Una raccolta fondi per due realtà del volontariato sardo
Il ricavato delle donazioni sarà destinato alla LIRH Sardegna – Lega Italiana Ricerca Huntington e alla Vo.S.M. Sardegna ODV – Volontariato Sclerosi Multipla Sardegna.
La LIRH Sardegna opera da anni per supportare le persone affette dalla malattia di Huntington, una patologia genetica neurodegenerativa ancora priva di una cura definitiva. L’associazione rappresenta un punto di riferimento per i pazienti e per le loro famiglie, promuovendo assistenza, informazione e ricerca scientifica.
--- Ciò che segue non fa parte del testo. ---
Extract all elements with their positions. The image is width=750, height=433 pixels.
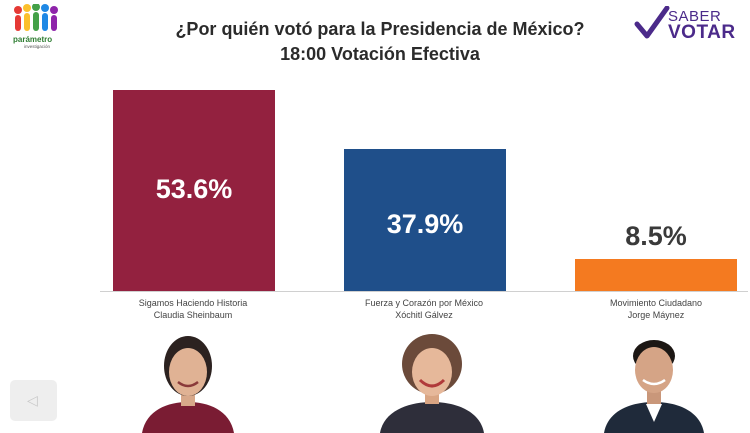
chart-subtitle: 18:00 Votación Efectiva (280, 44, 480, 64)
parametro-logo-subtitle: investigación (24, 44, 51, 49)
overlay-button-icon: ◁ (27, 392, 38, 408)
chart-baseline (100, 291, 748, 292)
saber-votar-line2: VOTAR (668, 22, 736, 43)
checkmark-icon (634, 6, 670, 39)
candidate-2-coalition: Fuerza y Corazón por México (364, 298, 484, 308)
bar-1-value-label: 53.6% (155, 174, 233, 205)
candidate-1-photo (142, 336, 234, 433)
parametro-people-icon (14, 3, 58, 31)
candidate-1-name: Claudia Sheinbaum (153, 310, 233, 320)
overlay-button[interactable]: ◁ (10, 380, 57, 421)
saber-votar-line1: SABER (668, 8, 722, 25)
parametro-logo: parámetro investigación (6, 3, 66, 50)
chart-title: ¿Por quién votó para la Presidencia de M… (175, 19, 585, 39)
bar-3 (575, 259, 737, 291)
parametro-logo-name: parámetro (13, 35, 53, 44)
candidate-3-photo (604, 340, 704, 433)
saber-votar-logo: SABER VOTAR (634, 6, 744, 44)
candidate-2-photo (380, 334, 484, 433)
candidate-1-coalition: Sigamos Haciendo Historia (138, 298, 248, 308)
candidate-3-name: Jorge Máynez (627, 310, 685, 320)
candidate-2-name: Xóchitl Gálvez (395, 310, 453, 320)
bar-3-value-label: 8.5% (625, 221, 687, 251)
candidate-3-coalition: Movimiento Ciudadano (609, 298, 703, 308)
bar-1 (113, 90, 275, 291)
bar-2-value-label: 37.9% (386, 208, 464, 239)
bar-2 (344, 149, 506, 291)
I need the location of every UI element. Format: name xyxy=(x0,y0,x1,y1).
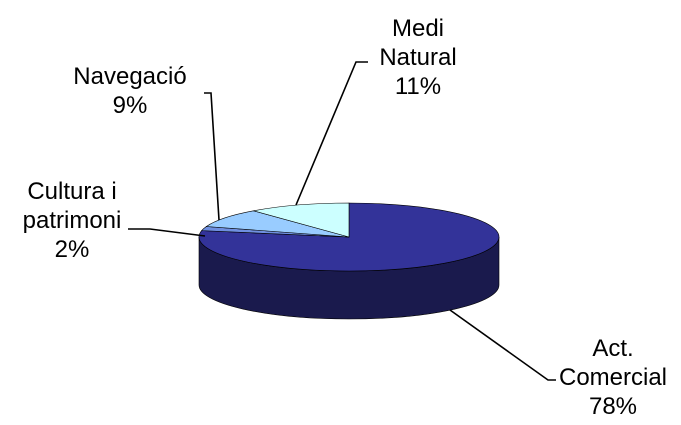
leader-line-act-comercial xyxy=(449,309,556,381)
leader-lines xyxy=(128,61,556,381)
slice-value-navegacio: 9% xyxy=(113,92,148,119)
pie-tops xyxy=(198,202,500,272)
slice-value-act-comercial: 78% xyxy=(589,393,637,420)
slice-value-medi-natural: 11% xyxy=(395,73,441,100)
leader-line-medi-natural xyxy=(295,61,368,206)
slice-label-medi-natural: Medi xyxy=(392,15,444,42)
pie-slice-medi-natural xyxy=(253,202,350,238)
slice-label-medi-natural: Natural xyxy=(379,44,456,71)
pie-slice-act-comercial xyxy=(198,202,500,272)
leader-line-cultura-i-patrimoni xyxy=(128,228,206,237)
slice-label-act-comercial: Comercial xyxy=(559,364,667,391)
slice-value-cultura-i-patrimoni: 2% xyxy=(55,236,90,263)
slice-label-cultura-i-patrimoni: Cultura i xyxy=(27,178,116,205)
slice-label-cultura-i-patrimoni: patrimoni xyxy=(23,207,122,234)
leader-line-navegacio xyxy=(204,92,220,221)
slice-label-act-comercial: Act. xyxy=(592,335,633,362)
pie-slice-navegacio xyxy=(205,210,350,238)
slice-label-navegacio: Navegació xyxy=(73,63,186,90)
«La partecipazione al torneo rappresenta un’occasione concreta per sostenere questa missione e diffondere maggiore consapevolezza», ha sottolineato la presidente Alessia Zurru, evidenziando l’importanza di iniziative capaci di rompere il silenzio e l’isolamento che spesso accompagnano la malattia.
Il sostegno alle persone affette da sclerosi multipla
Fondamentale anche il lavoro svolto dalla Vo.S.M. Sardegna ODV, associazione che da anni garantisce servizi di assistenza, trasporto e supporto alle persone colpite da sclerosi multipla.
Per il presidente Giancarlo Iannaggi, il contributo delle aziende del sistema sanitario regionale rappresenta un aiuto prezioso per rafforzare ulteriormente le attività rivolte ai pazienti e migliorare la qualità dei servizi offerti.
Dieci aziende sanitarie unite per un obiettivo comune
L’organizzazione dell’evento è stata resa possibile grazie alla collaborazione tra le dieci aziende aderenti al progetto: ARES Sardegna, AREUS, ASL Cagliari, ASL Gallura, ASL Nuoro, ASL Ogliastra, ASL Oristano, ASL Sassari, ASL Sulcis Iglesiente e AOU Cagliari.
Una rete che testimonia come il sistema sanitario regionale sappia fare squadra anche fuori dagli ospedali e dagli ambulatori, trasformando una manifestazione sportiva in un’opportunità concreta di aiuto e sensibilizzazione.